Il referendum dell’art. 138, Cost. è un integrativo della forma di governo parlamentare e serve a verificare che una determinata modifica (o integrazione) della Costituzione sia coerente con la volontà degli elettori.
Agli elettori viene chiesto di ripetere l’ultima operazione svolta dai parlamentari in sede di approvazione del disegno di legge costituzionale: il voto finale che segue (art. 72, terzo comma, Cost.) al voto articolo per articolo.

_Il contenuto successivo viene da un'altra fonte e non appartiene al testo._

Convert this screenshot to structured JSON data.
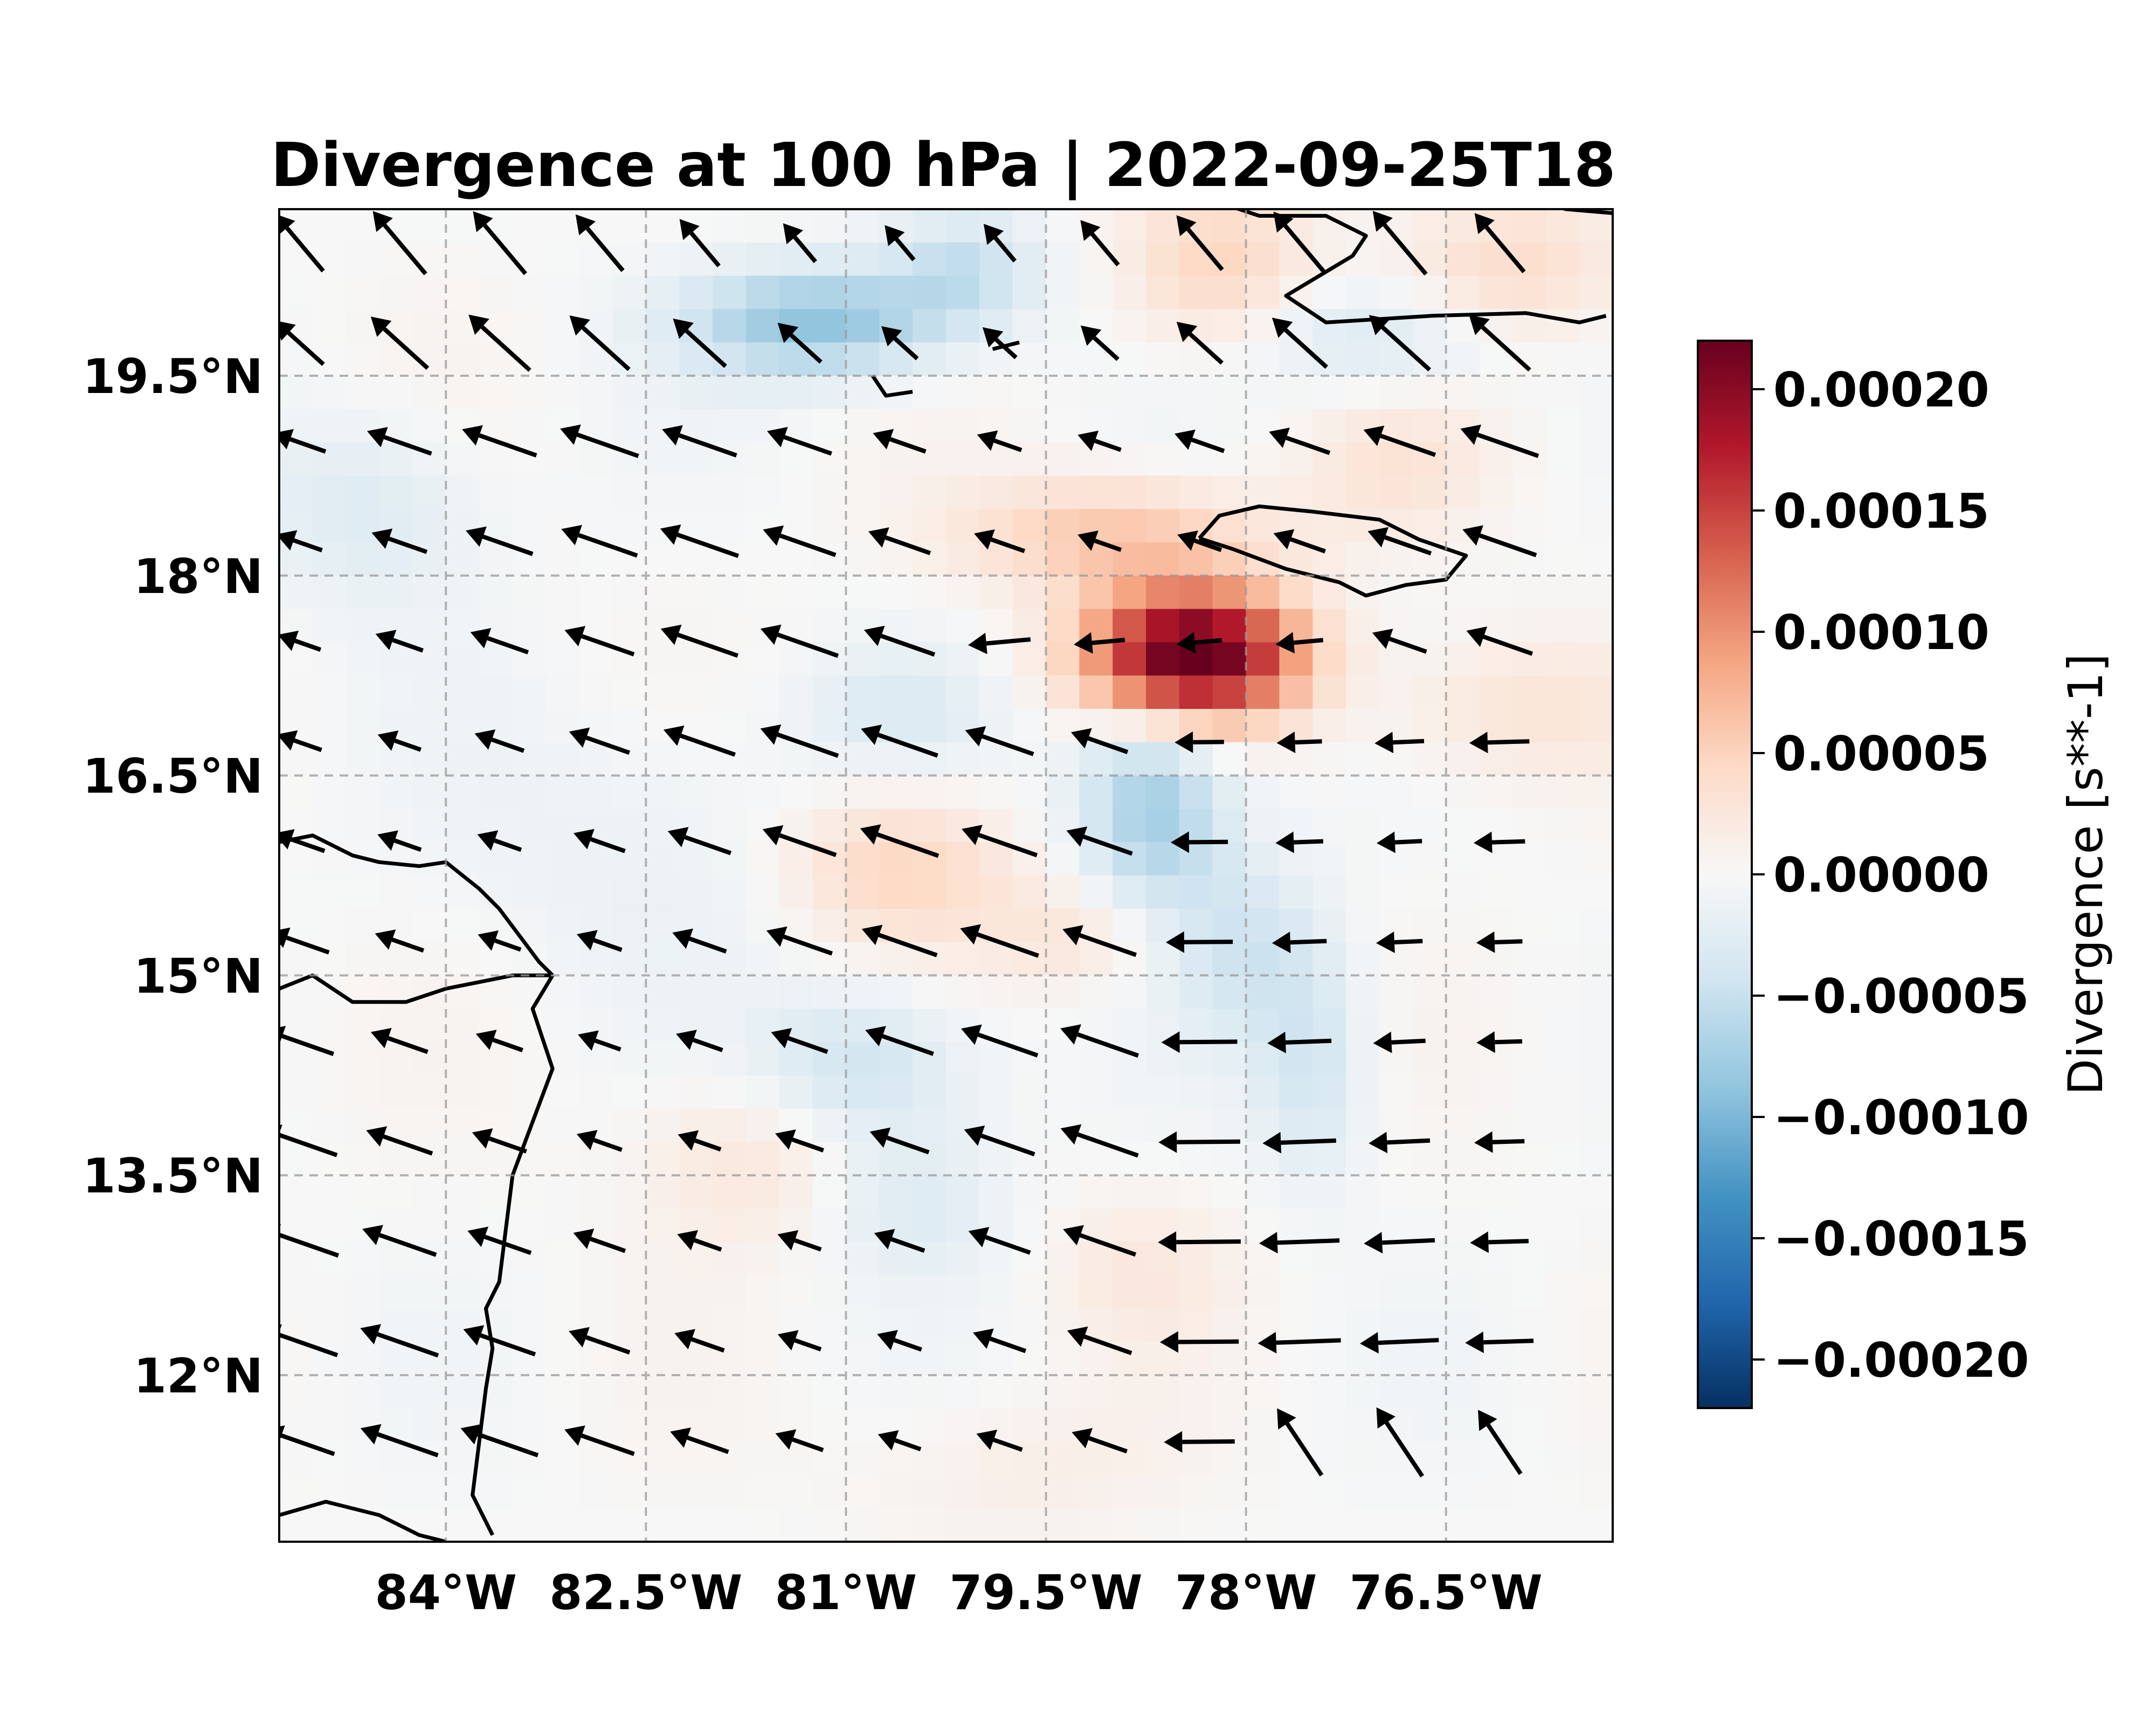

In occasione del voto sui singoli articoli, il Parlamento discute degli emendamenti a ciascuno di essi e il risultato finale è molto diverso da quello di partenza: il disegno di legge ha iniziato il suo esame parlamentare con un testo e lo ha finito con un altro.

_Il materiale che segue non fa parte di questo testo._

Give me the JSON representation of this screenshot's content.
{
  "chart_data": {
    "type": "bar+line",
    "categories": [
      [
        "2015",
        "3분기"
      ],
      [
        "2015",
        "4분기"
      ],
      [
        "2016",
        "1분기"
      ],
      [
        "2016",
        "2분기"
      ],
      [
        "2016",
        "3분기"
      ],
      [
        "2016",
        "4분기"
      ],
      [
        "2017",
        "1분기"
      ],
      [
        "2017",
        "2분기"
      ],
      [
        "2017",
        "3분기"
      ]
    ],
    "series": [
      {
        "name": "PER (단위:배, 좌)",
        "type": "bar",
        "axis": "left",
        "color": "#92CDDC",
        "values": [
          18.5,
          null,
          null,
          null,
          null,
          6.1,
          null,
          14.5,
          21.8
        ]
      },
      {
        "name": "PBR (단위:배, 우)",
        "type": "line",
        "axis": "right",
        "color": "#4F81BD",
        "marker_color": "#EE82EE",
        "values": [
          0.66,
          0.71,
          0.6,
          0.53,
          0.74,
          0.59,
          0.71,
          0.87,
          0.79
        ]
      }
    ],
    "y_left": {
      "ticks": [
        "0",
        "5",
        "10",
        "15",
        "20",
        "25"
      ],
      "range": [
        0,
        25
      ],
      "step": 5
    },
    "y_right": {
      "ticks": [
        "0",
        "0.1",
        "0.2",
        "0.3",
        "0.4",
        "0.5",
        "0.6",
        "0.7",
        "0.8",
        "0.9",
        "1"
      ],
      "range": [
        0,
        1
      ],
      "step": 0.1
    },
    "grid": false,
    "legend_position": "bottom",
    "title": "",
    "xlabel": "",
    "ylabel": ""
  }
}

Di conseguenza, i parlamentari devono esprimere non solo un voto articolo per articolo, ma anche un voto finale: ciascun articolo viene votato attraverso un insieme di votazioni in cui i membri del Parlamento devono essere messi in grado di esprimere una volontà univoca. E’ uno dei compiti principali del Presidente di assemblea che distribuisce il voto sugli emendamenti ordinandoli per contenuti omogenei e precludendo la votazione degli emendamenti il cui contenuto è già stato discusso. I membri del Parlamento conducono la loro lotta su ciascun articolo, su ciascun emendamento, su ogni subemendamento votando più e più volte. Alla fine di questo percorso nessuno di loro è pienamente soddisfatto: il testo finale rispetta per una parte i desideri dell’una parte politica e per un’altra parte le sue sconfitte. Per questa ragione, è necessaria una votazione finale, nella quale non c’è più un contenuto univoco, ci sono tutte le norme che compongono il disegno di legge che è stato approvato, tutte le vittorie e tutte le sconfitte. La decisione dei singoli membri del Parlamento in sede di votazione finale non è un Si o un No con riferimento a un contenuto normativo essenziale, è un Meglio o un Peggio riguardo all’insieme di compromessi che è stato raggiunto in sede di votazione articolo per articolo.
Il voto nel referendum dell’art. 138, Cost. non è un voto articolo per articolo, come sarebbe nel caso del referendum di cui all’art. 75, Cost. E’ il voto finale su una riforma in cui non c’è un Tutto perfetto o un Tutto da rifare, ma un Meglio proseguire su questa strada o Meglio ripartire da capo.
E non è un caso che la Corte costituzionale non debba intervenire in alcun modo a giudicare dell’ammissibilità del referendum di cui all’art. 138, Cost.